Hello, this is best done through View SE or with a PanelView 5000. You will find the options to trigger horns based on alarm groups in the object properties and could configure it to their liking. If you have further questions or concerns, we recommend reaching out to your local Rockwell Automation distributor for support.
Okay, so you say there is nothing to do in the PanelView. How do we associate this with the panelview, so it shows up in the panelview?
Robert, I has to be a Panelview 5510 or 5310. You will also need a 5580 ControlLogix Processor or a 5380 CompactLogix Processor. Then you only need to set up the Alarm and Events in the panelview to subscribe to the PLC’s alarm an events server. Then any Tag based alarm or any instruction based alarm you create will show up in the alarm event viewer without any further action in the Panelview.
How can you see the status of the alarm in the PLC? Meaning can I see if an alarm is on in the PLC?
In Studio 5000, you open the “Alarm Manager” from the Left side menu, then select the alarm and select “status” from the side menu option for the alarm.

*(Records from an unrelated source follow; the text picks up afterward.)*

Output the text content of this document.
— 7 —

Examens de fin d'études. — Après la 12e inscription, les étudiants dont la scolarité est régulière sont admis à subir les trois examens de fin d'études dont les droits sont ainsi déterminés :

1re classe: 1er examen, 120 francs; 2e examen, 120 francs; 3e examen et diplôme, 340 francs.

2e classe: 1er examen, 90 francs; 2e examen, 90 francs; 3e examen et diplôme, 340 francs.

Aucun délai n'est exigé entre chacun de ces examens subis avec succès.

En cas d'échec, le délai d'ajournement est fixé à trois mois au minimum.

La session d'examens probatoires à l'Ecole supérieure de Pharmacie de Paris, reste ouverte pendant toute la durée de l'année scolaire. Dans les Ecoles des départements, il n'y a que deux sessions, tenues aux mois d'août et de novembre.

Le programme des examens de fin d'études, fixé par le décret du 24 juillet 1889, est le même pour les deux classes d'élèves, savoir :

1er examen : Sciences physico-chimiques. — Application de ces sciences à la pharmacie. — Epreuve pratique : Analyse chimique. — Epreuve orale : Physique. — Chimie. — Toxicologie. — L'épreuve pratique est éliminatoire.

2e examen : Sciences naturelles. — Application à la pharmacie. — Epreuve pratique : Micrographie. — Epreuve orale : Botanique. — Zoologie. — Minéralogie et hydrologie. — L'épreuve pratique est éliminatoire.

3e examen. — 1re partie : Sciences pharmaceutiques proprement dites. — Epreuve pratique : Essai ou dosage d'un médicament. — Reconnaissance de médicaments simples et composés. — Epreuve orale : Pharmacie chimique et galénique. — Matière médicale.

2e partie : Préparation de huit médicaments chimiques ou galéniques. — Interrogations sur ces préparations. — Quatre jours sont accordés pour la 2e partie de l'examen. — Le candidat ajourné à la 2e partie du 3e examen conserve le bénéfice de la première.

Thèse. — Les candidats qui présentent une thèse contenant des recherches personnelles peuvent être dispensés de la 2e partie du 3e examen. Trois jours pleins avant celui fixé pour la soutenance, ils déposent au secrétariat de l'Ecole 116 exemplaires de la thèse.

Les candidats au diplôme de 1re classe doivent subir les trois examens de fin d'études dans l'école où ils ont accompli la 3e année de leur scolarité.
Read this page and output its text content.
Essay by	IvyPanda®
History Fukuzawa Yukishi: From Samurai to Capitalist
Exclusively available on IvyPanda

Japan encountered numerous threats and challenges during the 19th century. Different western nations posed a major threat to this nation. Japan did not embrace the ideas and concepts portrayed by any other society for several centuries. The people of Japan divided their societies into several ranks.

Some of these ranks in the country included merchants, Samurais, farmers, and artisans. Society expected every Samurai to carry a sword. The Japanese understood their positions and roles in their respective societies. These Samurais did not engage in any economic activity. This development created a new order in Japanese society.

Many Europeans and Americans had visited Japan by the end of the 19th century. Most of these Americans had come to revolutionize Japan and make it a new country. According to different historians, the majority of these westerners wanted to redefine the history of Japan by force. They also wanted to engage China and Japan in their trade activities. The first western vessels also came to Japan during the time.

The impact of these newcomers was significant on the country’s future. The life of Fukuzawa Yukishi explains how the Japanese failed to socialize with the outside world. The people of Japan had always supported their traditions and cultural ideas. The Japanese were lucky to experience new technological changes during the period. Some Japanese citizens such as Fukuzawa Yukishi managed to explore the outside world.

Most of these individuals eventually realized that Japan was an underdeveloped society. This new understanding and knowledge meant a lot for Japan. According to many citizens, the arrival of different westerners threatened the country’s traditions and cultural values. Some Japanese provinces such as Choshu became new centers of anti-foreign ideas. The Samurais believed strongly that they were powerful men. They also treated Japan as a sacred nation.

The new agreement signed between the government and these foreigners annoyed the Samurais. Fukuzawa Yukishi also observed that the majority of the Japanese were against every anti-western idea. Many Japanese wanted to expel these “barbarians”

@@Webcrawler45 thanks for the reply. That is helpful to see that it is on in there, but is there a way use the status of the alarm in your code.For example, in the video you mentioned that if the alarm comes on you could shut something down. How do I tie logic back to an alarm, or do you just put all your logic and then tie the alarm to that? I don’t want to set a high limit in the alarm and in the logic because at some point they will get changed and not sync.
@@collinhodges8840 Since this is an alarm tag, you can use it’s alarm attributes in the code. Logix Tag-Based Alarms use FactoryTalk Alarms and Events to deliver alarm tag status and condition. In FactoryTalk View SE, browse for the base tag, then type:
.@Alarms
.Alarm_Name
.Alarm_Attribute (InAlarm, Limit, OperAck….)
When complete the alarm tag will look similar to the following:
/AreaName::
I would refer to tech note IN7565 for more details.